Average order frequency (AOF)

Average order frequency (AOF) measures the average number of purchases each customer makes in a given period of time. Tracking your AOF helps you identify purchase behaviors and measure customer loyalty. How frequently are customers buying? Once a month? Once a quarter? This can also help you make buying decisions and prevent over or understocking.

Here’s how to calculate AOF:

Number of orders / number of unique customers

AOF is an excellent metric for tracking orders over a long period of time, but other metrics like AOV may be more helpful for short-term insights. 

What makes AOF worth your time?

AOF represents your repeat purchaser—AKA your most valuable customers. This Harvard Business School study shows that a 5% lift in customer retention rate can mean a 25% to 95% increase in your profit. Measuring your AOF will help you gauge how well your retention strategies are working (if you have them). 

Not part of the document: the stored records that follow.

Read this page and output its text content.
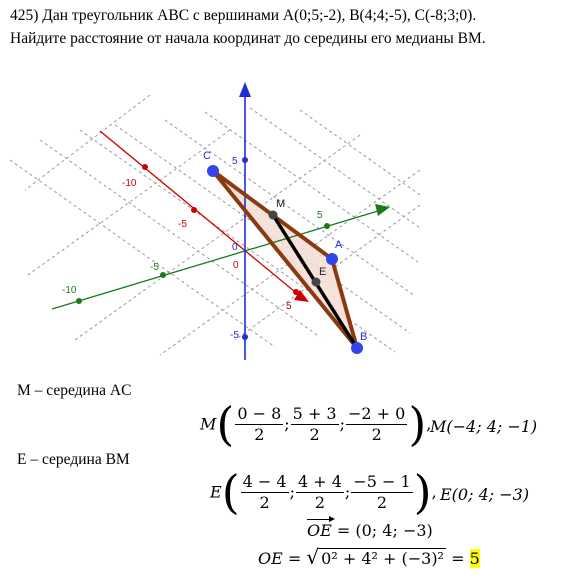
425) Дан треугольник ABC с вершинами A(0;5;-2), B(4;4;-5), C(-8;3;0).
Найдите расстояние от начала координат до середины его медианы BM.
-10
-5
5
-10
-5
5
5
-5
0
0
C
A
B
M
E
M – середина AC
$M( \frac{0 - 8}{2}$ ; $\frac{5 + 3}{2}$ ; $\frac{-2 + 0}{2}$ ),
M(−4; 4; −1)
E – середина BM
$E( \frac{4 - 4}{2}$ ; $\frac{4 + 4}{2}$ ; $\frac{-5 - 1}{2}$ ), E(0; 4; −3)
OE = (0; 4; −3)
OE = √ 0² + 4² + (−3)² = 5
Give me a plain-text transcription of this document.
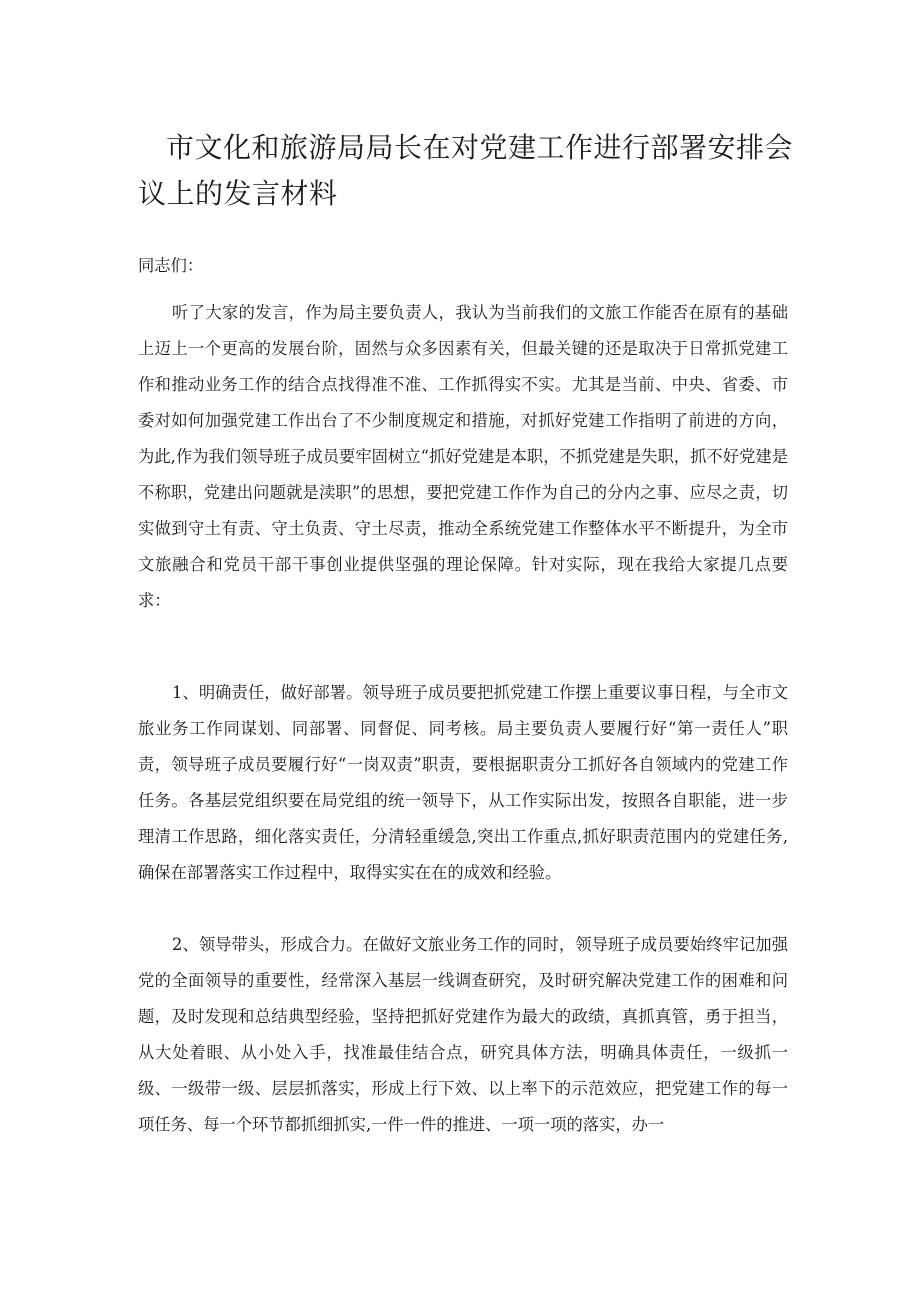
市文化和旅游局局长在对党建工作进行部署安排会议上的发言材料

同志们：

听了大家的发言，作为局主要负责人，我认为当前我们的文旅工作能否在原有的基础上迈上一个更高的发展台阶，固然与众多因素有关，但最关键的还是取决于日常抓党建工作和推动业务工作的结合点找得准不准、工作抓得实不实。尤其是当前、中央、省委、市委对如何加强党建工作出台了不少制度规定和措施，对抓好党建工作指明了前进的方向，为此,作为我们领导班子成员要牢固树立“抓好党建是本职，不抓党建是失职，抓不好党建是不称职，党建出问题就是渎职”的思想，要把党建工作作为自己的分内之事、应尽之责，切实做到守土有责、守土负责、守土尽责，推动全系统党建工作整体水平不断提升，为全市文旅融合和党员干部干事创业提供坚强的理论保障。针对实际，现在我给大家提几点要求：

1、明确责任，做好部署。领导班子成员要把抓党建工作摆上重要议事日程，与全市文旅业务工作同谋划、同部署、同督促、同考核。局主要负责人要履行好“第一责任人”职责，领导班子成员要履行好“一岗双责”职责，要根据职责分工抓好各自领域内的党建工作任务。各基层党组织要在局党组的统一领导下，从工作实际出发，按照各自职能，进一步理清工作思路，细化落实责任，分清轻重缓急,突出工作重点,抓好职责范围内的党建任务,确保在部署落实工作过程中，取得实实在在的成效和经验。

2、领导带头，形成合力。在做好文旅业务工作的同时，领导班子成员要始终牢记加强党的全面领导的重要性，经常深入基层一线调查研究，及时研究解决党建工作的困难和问题，及时发现和总结典型经验，坚持把抓好党建作为最大的政绩，真抓真管，勇于担当，从大处着眼、从小处入手，找准最佳结合点，研究具体方法，明确具体责任，一级抓一级、一级带一级、层层抓落实，形成上行下效、以上率下的示范效应，把党建工作的每一项任务、每一个环节都抓细抓实,一件一件的推进、一项一项的落实，办一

If you haven’t implemented any retention strategies, measuring this metric along with your overall revenue will make it clear why you need them. 

To boost your AOF, focus on improving the overall customer experience and your marketing efforts. Retention is all about creating personalized experiences for your customers, and then reminding them with timely (and still personalized) marketing messages to nudge them to make a purchase.

Marketing efficiency ratio (MER)

Marketing efficiency ratio (MER), sometimes called media efficiency ratio, calculates how well a marketing campaign or your marketing efforts as a whole perform. This holistic number takes a wide view, looking at total spend and total revenue during a given period.

Calculate MER with this equation:

Total revenue / total marketing spend

The higher your MER, the better off you are. Anything 3.0 and over is generally considered good, similar to the CAC: LTV ratio. But it’s tough to benchmark in the ecommerce industry since it’s influenced by many factors. That doesn’t mean it’s not a critical internal metric.

Why MER matters

Since MER is an easy way to gauge marketing success, it’s particularly effective when used for tracking marketing campaigns over time. 

It’s also helpful in forecasting and projections. If you know you have a 4.0 MER, and you’re trying to reach 10 million next year, you can calculate a starting budget of $2.5 million.  

And there you have it—DTC terms decoded. Now, you can confidently navigate the world of ecommerce metrics. And remember: when in doubt, there’s probably an acronym for that.